All of this is done of course in order to get those cria tips off the true tui fleece, which then allows the fleece that grows in over the ensuing 10 months or so to be both more uniform in its appearance and generally — now that those tips which behave like velcro are gone — much, much cleaner. Is it an automatic advantage in the show ring to have shorn your juvenile animal as a cria? While as a general rule I would say that that is the case I have also seen plenty of animals at spring shows win championships that were never shorn the year prior. So all things being equal we like to shear all of our crias, though we don’t panic if we miss someone or it just gets too late in the season, which for us here in northern New England is usually sometime in early September.

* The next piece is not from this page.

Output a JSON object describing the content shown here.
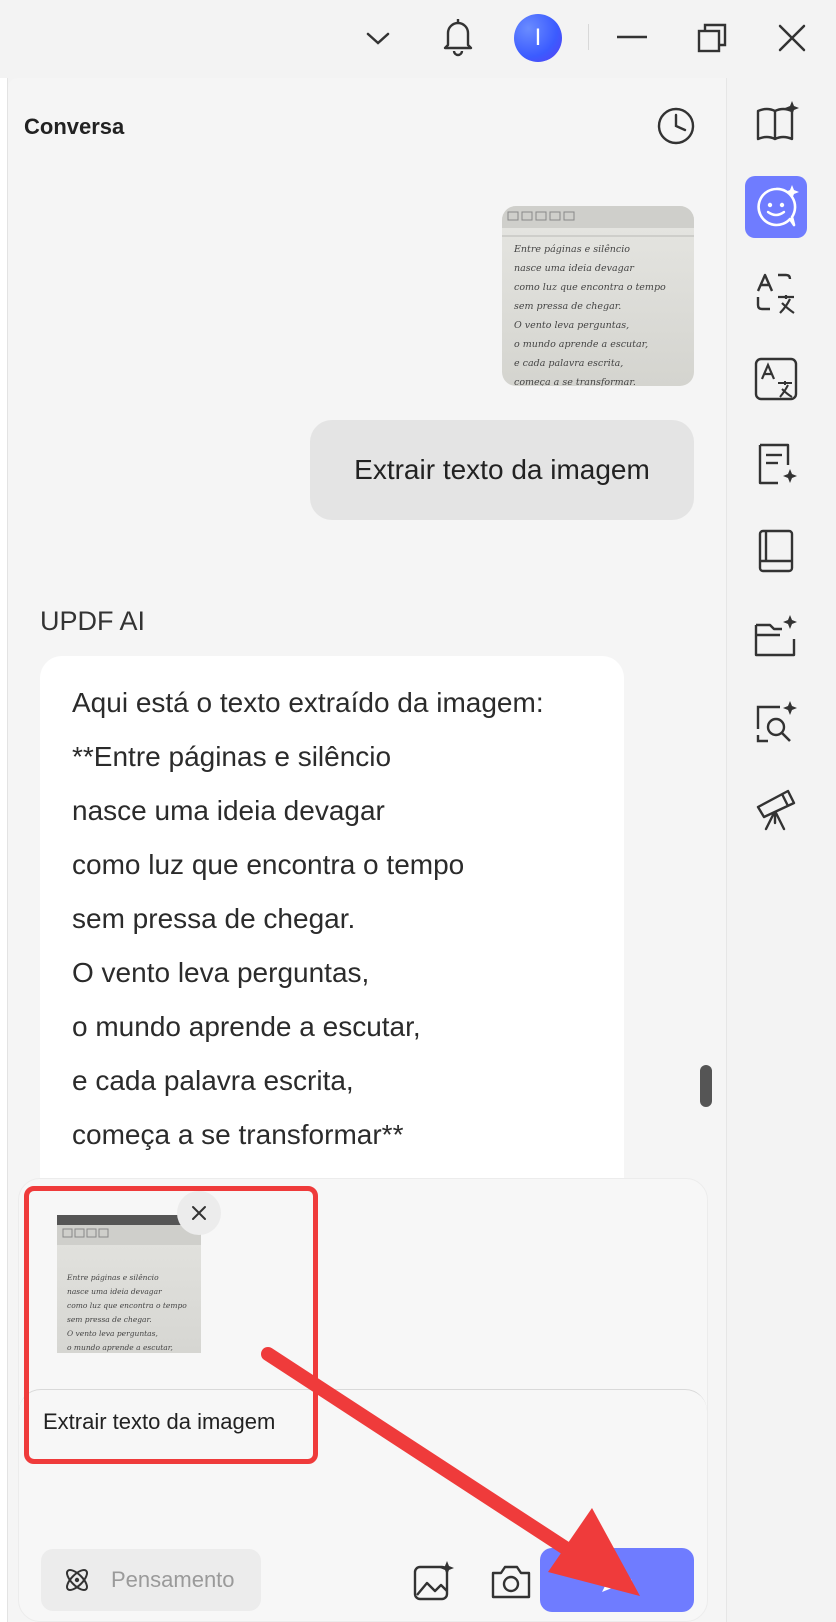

The exciting part of shearing these little guys of course is that it is in some ways the first real chance for us to evaluate them and maybe get an idea of where we think they’re headed developmentally. Though the fleece of any alpaca still nursing off its dam can change radically over the course of the first year of its life, it is still interesting to get that snapshot of them around a month of age. While it may well be that a cria we like at this stage will go through what we have come think of as the their fleece’s awkward, adolescent faze in the coming months, it is rare (though alas, not unheard of) that a cria fleece that turned our heads at a month of age ultimately disappoints us in the end. Sometimes our expectations for those animals are not ultimately even met until we see them in their true second fleece say around 14 to 16 months of age (Boss-A-Nova was the classic poster child for that scenario) but they do usually come around. The head-turner du jour from our latest round of shearing was Avenger and Savannah’s little brother out of CP Stacey, though this time sired by King of the Ladies (the older siblings were straight Arch kids). Jen got excited enough about what she was seeing that she even brought me down a zip lock bag filled with little locks of white fleece. At the end of the day it will of course mean nothing if the young fellow in question doesn’t really develop. Though given a choice we’d much rather be excited about an animal from the get-go than not. Time will of course tell whether that excitement was warranted.